In this smell, like a real good hotel room,
we would hug if it was natural or normal.
He finds her on a box proclaiming
it as her first time with multiple partners.
He smiles, his lips pulsing the fantastic
highway through her thighs.
Inari's picture is on the box, a pretzel pose,
her flesh like a horse show.
She is smiling and I am not guilty.
As I pinpoint her eyes all I can think about
is the filmmaker John Waters,
as my friend grabs a tape called, Moving Violations,
John said that porno is the last outlaw cinema.
I imagine us as these black-masked outlaws,
riding into the sunset in Inari's secret universe.
We rent the tape and watch it
like most men watch football,
cheering at her best parts,
discussing it days later over a glass of beer.
My friend talks about Inari like he met her at Radio Shack.
She seems to like what she is doing,
she is plastic free and her smutty words
sound better than most of my poems,
her high art is the slide of her freshly shaven leg,
we sit in calm silence as her orgasm rattles the TV's speakers.
I have never met anyone as pretty as Inari,
not someone who smiles so much as her privates bud open
to two friends in an attic apartment in Southern New Jersey.
But what bonds is not the point, the bonding is.
My friend has dark brown hair
and I love him to death.
Inari has lighter brown hair
and a bellybutton like a cat's pupil
as she squats against a backdrop painted like a wall.

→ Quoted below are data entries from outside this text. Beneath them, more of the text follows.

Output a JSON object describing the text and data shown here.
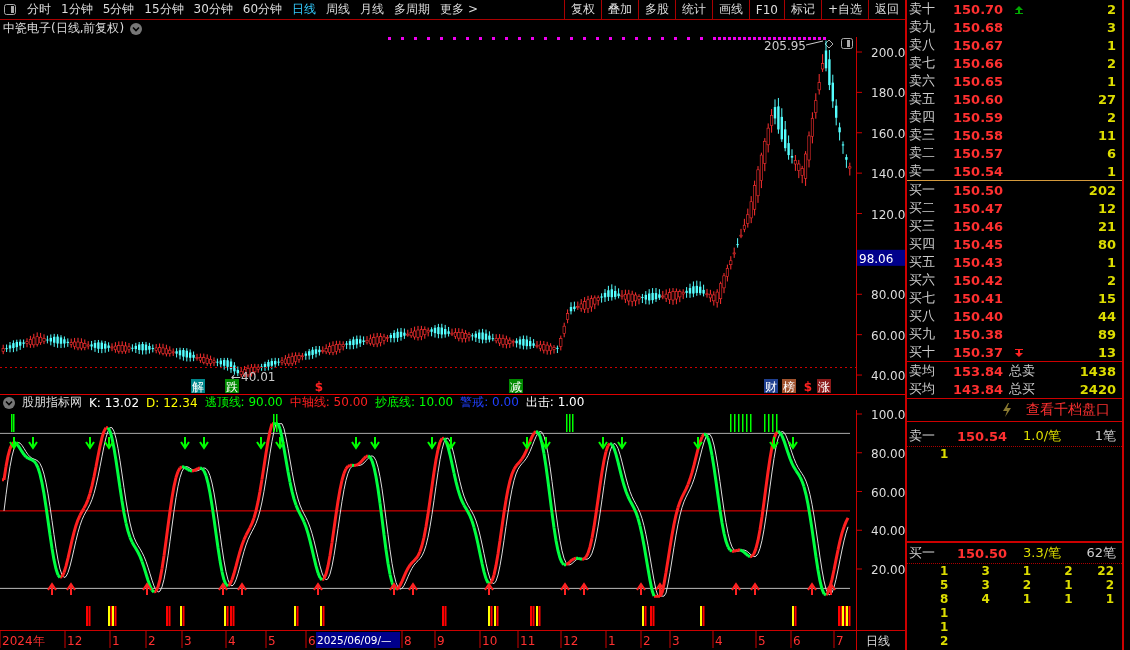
{
  "toolbar": {
    "periods": [
      {
        "label": "分时",
        "selected": false
      },
      {
        "label": "1分钟",
        "selected": false
      },
      {
        "label": "5分钟",
        "selected": false
      },
      {
        "label": "15分钟",
        "selected": false
      },
      {
        "label": "30分钟",
        "selected": false
      },
      {
        "label": "60分钟",
        "selected": false
      },
      {
        "label": "日线",
        "selected": true
      },
      {
        "label": "周线",
        "selected": false
      },
      {
        "label": "月线",
        "selected": false
      },
      {
        "label": "多周期",
        "selected": false
      },
      {
        "label": "更多 >",
        "selected": false
      }
    ],
    "actions": [
      "复权",
      "叠加",
      "多股",
      "统计",
      "画线",
      "F10",
      "标记",
      "+自选",
      "返回"
    ]
  },
  "main_chart": {
    "title": "中瓷电子(日线,前复权)",
    "price_labels": [
      "200.0",
      "180.0",
      "160.0",
      "140.0",
      "120.0",
      "80.00",
      "60.00",
      "40.00"
    ],
    "cursor_price": "98.06",
    "high_mark": "205.95",
    "low_mark": "←40.01",
    "events": [
      {
        "kind": "badge",
        "label": "解",
        "color": "#00868b"
      },
      {
        "kind": "badge",
        "label": "跌",
        "color": "#008a00"
      },
      {
        "kind": "symbol",
        "label": "$",
        "color": "#ff2020"
      },
      {
        "kind": "badge",
        "label": "减",
        "color": "#008a00"
      },
      {
        "kind": "badge",
        "label": "财",
        "color": "#1f3f8f"
      },
      {
        "kind": "badge",
        "label": "榜",
        "color": "#a0522d"
      },
      {
        "kind": "symbol",
        "label": "$",
        "color": "#ff2020"
      },
      {
        "kind": "badge",
        "label": "涨",
        "color": "#8b1a1a"
      }
    ]
  },
  "indicator": {
    "name": "股朋指标网",
    "params": [
      {
        "label": "K: 13.02",
        "color": "#ffffff"
      },
      {
        "label": "D: 12.34",
        "color": "#ffff00"
      },
      {
        "label": "逃顶线: 90.00",
        "color": "#00ff00"
      },
      {
        "label": "中轴线: 50.00",
        "color": "#ff2020"
      },
      {
        "label": "抄底线: 10.00",
        "color": "#00ff00"
      },
      {
        "label": "警戒: 0.00",
        "color": "#2040ff"
      },
      {
        "label": "出击: 1.00",
        "color": "#ffffff"
      }
    ],
    "axis_labels": [
      "100.0",
      "80.00",
      "60.00",
      "40.00",
      "20.00"
    ]
  },
  "date_axis": {
    "labels": [
      "2024年",
      "12",
      "1",
      "2",
      "3",
      "4",
      "5",
      "6",
      "2025/06/09/—",
      "8",
      "9",
      "10",
      "11",
      "12",
      "1",
      "2",
      "3",
      "4",
      "5",
      "6",
      "7"
    ],
    "period": "日线"
  },
  "order_book": {
    "asks": [
      {
        "level": "卖十",
        "price": "150.70",
        "volume": "2"
      },
      {
        "level": "卖九",
        "price": "150.68",
        "volume": "3"
      },
      {
        "level": "卖八",
        "price": "150.67",
        "volume": "1"
      },
      {
        "level": "卖七",
        "price": "150.66",
        "volume": "2"
      },
      {
        "level": "卖六",
        "price": "150.65",
        "volume": "1"
      },
      {
        "level": "卖五",
        "price": "150.60",
        "volume": "27"
      },
      {
        "level": "卖四",
        "price": "150.59",
        "volume": "2"
      },
      {
        "level": "卖三",
        "price": "150.58",
        "volume": "11"
      },
      {
        "level": "卖二",
        "price": "150.57",
        "volume": "6"
      },
      {
        "level": "卖一",
        "price": "150.54",
        "volume": "1"
      }
    ],
    "bids": [
      {
        "level": "买一",
        "price": "150.50",
        "volume": "202"
      },
      {
        "level": "买二",
        "price": "150.47",
        "volume": "12"
      },
      {
        "level": "买三",
        "price": "150.46",
        "volume": "21"
      },
      {
        "level": "买四",
        "price": "150.45",
        "volume": "80"
      },
      {
        "level": "买五",
        "price": "150.43",
        "volume": "1"
      },
      {
        "level": "买六",
        "price": "150.42",
        "volume": "2"
      },
      {
        "level": "买七",
        "price": "150.41",
        "volume": "15"
      },
      {
        "level": "买八",
        "price": "150.40",
        "volume": "44"
      },
      {
        "level": "买九",
        "price": "150.38",
        "volume": "89"
      },
      {
        "level": "买十",
        "price": "150.37",
        "volume": "13"
      }
    ],
    "summary": [
      {
        "label": "卖均",
        "price": "153.84",
        "total_label": "总卖",
        "total": "1438"
      },
      {
        "label": "买均",
        "price": "143.84",
        "total_label": "总买",
        "total": "2420"
      }
    ],
    "depth_link": "查看千档盘口"
  },
  "queues": [
    {
      "level": "卖一",
      "price": "150.54",
      "average": "1.0/笔",
      "count": "1笔",
      "rows": [
        [
          "1"
        ]
      ]
    },
    {
      "level": "买一",
      "price": "150.50",
      "average": "3.3/笔",
      "count": "62笔",
      "rows": [
        [
          "1",
          "3",
          "1",
          "2",
          "22"
        ],
        [
          "5",
          "3",
          "2",
          "1",
          "2"
        ],
        [
          "8",
          "4",
          "1",
          "1",
          "1"
        ],
        [
          "1"
        ],
        [
          "1"
        ],
        [
          "2"
        ]
      ]
    }
  ]
}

We can't peel the grins from our faces
and it all seems so damned alright.
Singers don't ever sing to us,
but somehow she does - a Pandora with an open box,
weaving stories of beauty on bar stools
and of high schools filled with happy swingers.
She gives us flashes of life,
we only see in the moments before our alarms erupt.
But I don't feel dirty
or see the need to scrub my lips with soap,
we eat our extra value meals and talk about her eyes,
and as we sit on my trash-picked white couch,
the movie racks up millions of dollars.
And somewhere Inari maybe screwing on camera,
or dressed in a blue blouse,
or sleeping on newly bought white sheets,
or eating eggs at a corner diner,
and at the end of the night,
I thank her silently, and will one day write a poem about her.